O governo madeirense rejeita esta leitura. O Instituto de Segurança Social da Madeira (ISSM) lembra ao PÚBLICO que a “estrutura de lar residencial sempre existiu quer a nível regional, quer a nível nacional”, e que os utentes que irão ocupar este espaço já se encontram em regime de internamento, noutras instalações com menos condições.

“Só são institucionalizados os utentes cujos pais não têm condições ou possibilidades de transportar diariamente os seus familiares. A decisão de institucionalizar cabe sempre aos familiares”, indica o ISSM, sublinhando que a única preocupação é “providenciar as melhores condições de vida possíveis” a pessoas com necessidades especiais, promovendo o acompanhamento das respectivas famílias.

Para o CISM, além do lar residencial, transitam serviços e valências dos vários centros de actividades ocupacionais (CAO) do Funchal. Os restantes, dispersos pela ilha, vão continuar a funcionar, mas também vão beneficiar das ofertas disponibilizadas na nova infra-estrutura.

A APD carrega nas críticas.

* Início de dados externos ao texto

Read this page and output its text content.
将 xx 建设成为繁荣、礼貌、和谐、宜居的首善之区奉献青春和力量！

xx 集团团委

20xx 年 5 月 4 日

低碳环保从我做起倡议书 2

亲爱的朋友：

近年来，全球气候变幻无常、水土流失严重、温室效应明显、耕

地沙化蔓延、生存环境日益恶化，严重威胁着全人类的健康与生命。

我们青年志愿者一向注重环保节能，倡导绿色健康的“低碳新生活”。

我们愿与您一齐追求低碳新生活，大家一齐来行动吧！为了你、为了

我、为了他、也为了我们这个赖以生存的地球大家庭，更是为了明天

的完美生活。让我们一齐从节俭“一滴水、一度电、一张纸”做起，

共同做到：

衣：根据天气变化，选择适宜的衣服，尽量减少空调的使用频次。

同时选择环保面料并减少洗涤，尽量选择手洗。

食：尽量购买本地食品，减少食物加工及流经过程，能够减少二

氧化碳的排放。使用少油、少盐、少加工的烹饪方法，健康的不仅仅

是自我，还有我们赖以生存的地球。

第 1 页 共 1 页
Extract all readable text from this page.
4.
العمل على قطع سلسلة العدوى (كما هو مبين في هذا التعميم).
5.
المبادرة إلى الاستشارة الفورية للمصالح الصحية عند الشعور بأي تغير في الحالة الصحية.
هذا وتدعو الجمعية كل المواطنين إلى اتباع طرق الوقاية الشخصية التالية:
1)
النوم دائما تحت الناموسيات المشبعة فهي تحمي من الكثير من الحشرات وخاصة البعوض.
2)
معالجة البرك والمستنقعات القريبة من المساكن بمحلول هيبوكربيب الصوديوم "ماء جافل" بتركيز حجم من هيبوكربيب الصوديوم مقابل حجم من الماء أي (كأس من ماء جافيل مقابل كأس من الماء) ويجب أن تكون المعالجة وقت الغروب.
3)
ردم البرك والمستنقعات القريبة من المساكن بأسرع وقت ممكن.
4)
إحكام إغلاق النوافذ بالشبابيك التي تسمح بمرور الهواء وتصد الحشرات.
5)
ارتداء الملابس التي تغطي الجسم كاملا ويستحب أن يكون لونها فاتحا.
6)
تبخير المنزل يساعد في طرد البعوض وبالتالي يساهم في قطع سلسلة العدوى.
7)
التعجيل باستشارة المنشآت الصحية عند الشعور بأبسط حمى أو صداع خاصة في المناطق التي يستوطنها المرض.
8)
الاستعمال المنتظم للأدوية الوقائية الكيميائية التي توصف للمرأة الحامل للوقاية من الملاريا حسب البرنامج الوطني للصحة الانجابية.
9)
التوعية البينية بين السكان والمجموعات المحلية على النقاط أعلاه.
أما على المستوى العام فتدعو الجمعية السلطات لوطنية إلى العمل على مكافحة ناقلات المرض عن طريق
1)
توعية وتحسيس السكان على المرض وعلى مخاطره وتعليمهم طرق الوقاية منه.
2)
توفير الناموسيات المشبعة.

O Estado português, lembra Ana Sezudo, ratificou a Convenção sobre os Direitos das Pessoas com Deficiência, reconhecendo a igualdade de direitos que todos têm de viver em comunidade. “[Portugal] comprometeu-se a tomar as medidas eficazes e apropriadas para a sua total inclusão e participação na comunidade”, diz, considerando que a “concentração e isolamento” de pessoas com deficiência numa instituição constitui uma “violação clara” destes compromissos.

“A Comissão sobre os Direitos das Pessoas com Deficiência nas observações finais sobre a implementação da convenção recomendou ao Estado português que eliminasse os locais de trabalho segregados, incluindo a revisão da legislação que regula os CAO, o que não foi feito até à data”, alerta a responsável pela APD.

O CISM, ressalva o executivo madeirense, não é única resposta da Madeira às pessoas com necessidades especiais. Existe, garante o gabinete de Rita Andrade, um conjunto de programas que promovem a inclusão, tanto ao nível do ensino como do emprego, que vão desde a majoração de subsídios a bolsas de formação e incentivos à contratação.